Tuesday April 17: a wonderful night of superb theatre with high expectations met by a brilliantly crafted musical, as the Musical Stage Company's excellent production of Fun Home opened under the umbrella of Mirvish productions at the CAA Theatre.
The Broadway production of Fun Home won numerous Tony Awards in 2015 and also marked a number of firsts, including having the first female team to win the Tony for best score, and being the first musical to centre on the story of a young lesbian. With book and lyrics by playwright Lisa Kron and score by Jeanine Tesori (Thoroughly Modern Millie, Caroline or Change), Fun Home captures the mind and heart right from the start, pulling us into a deeply personal but also universal story of family and figuring out one's true identity. Filled with an often surprising yet delighting combination of comedy and tragedy, unexpected vulnerability and goofiness, the story is told through a blend of dialogue and song that rings incredibly true, the songs themselves seeming to emerge necessarily from moments of heightened emotion in the text. The cast are all strong: the main character, Alison, is portrayed at three different times in her life, and the three Alisons, naturally enough, stand out from the rest in their almost uncanny ability to be the same character at different ages. This is the central structural concept of Fun Home – that the heroine of the story is played not by one but by three performers, letting us connect with her at three different ages, and not just one at a time, but often with two or even all three together.
The musical begins in the present time with Alison Bechdel, 43-year-old cartoonist, sitting down at her desk to draw, but finding that she is “stuck” – turning to journals and memories of the past in order to figure out how to go forward into the future. The biggest or most central part of that journey is trying to figure out how much she and her father are alike. As she starts to draw and remember at the same time we hear her say:
“Caption: My dad and I were totally alike.”
Then she starts a new drawing:
“Caption: My dad and I were nothing alike.”
And this catapults her back to her childhood, as the oldest of three children in a house lovingly restored by her rather obsessive father who also runs the family Funeral Home – which all the family refer to as the “Fun Home,” hence the title of the show.
The first thing we see is the young Alison demanding her father help her to play “Airplane” – a wonderful image of togetherness and freedom, an image picked up again at the end of the show in a very satisfying way. Like all families, theirs isn't perfect, and we experience with Alison her early yearnings not to dress in frilly dresses and her father trying to keep her true to the model of the perfect little girl much as he himself has hidden the fact that he is gay behind the facade of a proper father and family man. What works wonderfully is that the adult Alison, our narrator and bridge into the past, is actually there in the living room with Small Alison, experiencing her memories again as if in the flesh, sometimes on the sidelines but sometimes walking through remembering.
We also meet Alison as she goes to college, where she first discovers she is a lesbian and eventually tells her family. Sara Farb is remarkable as this “Middle Alison”: powerfully present, but extraordinarily vulnerable and real. Her big song, Changing my Major, soars through the theatre like an anthem, funny and powerful at the same time in its capturing of discovery and joy.
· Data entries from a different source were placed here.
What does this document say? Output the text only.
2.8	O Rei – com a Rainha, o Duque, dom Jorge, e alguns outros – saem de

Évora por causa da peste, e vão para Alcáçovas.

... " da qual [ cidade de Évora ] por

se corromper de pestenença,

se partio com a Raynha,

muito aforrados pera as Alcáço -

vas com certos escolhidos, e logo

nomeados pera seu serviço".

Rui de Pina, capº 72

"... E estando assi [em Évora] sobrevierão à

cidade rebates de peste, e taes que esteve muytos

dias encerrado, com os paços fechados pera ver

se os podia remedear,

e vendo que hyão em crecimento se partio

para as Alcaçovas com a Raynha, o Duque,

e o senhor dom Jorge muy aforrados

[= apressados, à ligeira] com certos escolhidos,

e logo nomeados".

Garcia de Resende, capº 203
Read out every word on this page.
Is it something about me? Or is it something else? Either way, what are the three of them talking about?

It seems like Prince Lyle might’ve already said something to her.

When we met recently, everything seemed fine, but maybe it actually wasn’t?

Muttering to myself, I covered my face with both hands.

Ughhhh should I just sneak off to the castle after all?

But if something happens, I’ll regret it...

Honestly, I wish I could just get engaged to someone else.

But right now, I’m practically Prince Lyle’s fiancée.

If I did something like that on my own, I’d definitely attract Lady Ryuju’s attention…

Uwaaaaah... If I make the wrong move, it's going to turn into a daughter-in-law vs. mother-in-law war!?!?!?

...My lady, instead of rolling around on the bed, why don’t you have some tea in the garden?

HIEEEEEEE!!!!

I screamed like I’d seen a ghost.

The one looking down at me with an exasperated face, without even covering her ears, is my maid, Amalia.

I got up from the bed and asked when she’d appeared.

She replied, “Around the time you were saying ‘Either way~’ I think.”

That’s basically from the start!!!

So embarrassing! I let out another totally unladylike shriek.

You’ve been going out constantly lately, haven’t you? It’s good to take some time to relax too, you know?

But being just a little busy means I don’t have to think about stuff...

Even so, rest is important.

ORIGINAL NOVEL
Hannah Levinson as Small Alison is a wonderfully confident performer with a clear strong singing and speaking voice, and is immediately believable as Alison in embryo. Her anthem Ring of Keys was beautifully heartfelt. Laura Condlin as Alison at 43 – in her first musical – is a strong attractive centre, keeping us engaged and invested throughout in her investigations into the past.
The surrounding cast all have their moments to shine and all are strong in director Robert McQueen's subtly realized production. It is a musical, yes, and traditional in that it has scenes of dialogue with songs interspersed, but it is also the story of a real, quirky family, dealing with difficult emotions and issues. That this family feels so real whether speaking or singing is a tribute to the company as a whole, as well as to the creators of the piece.
One song that stood out for its goofy reality – highlighted by Stephanie Graham's brilliantly real choreography – was Come to the Fun Home, the “commercial” that the young Bechdel siblings have made up for the family funeral home and perform for themselves, complete with coffin. Liam MacDonald as little brother John is an energetically spontaneous presence here and in all his scenes.
Based on cartoonist Alison Bechdel's best-selling and acclaimed autobiographical graphic memoir, Fun Home is a chamber musical that explores big and difficult issues but is also a joyous affirmation of life.
The Musical Stage Company production of Fun Home, presented by Mirvish, runs until May 20, 2018, at the CAA Theatre, Toronto.
Toronto-based “lifelong theatre person” Jennifer (Jenny) Parr works as a director, fight director, stage manager and coach, and is equally crazy about movies and musicals.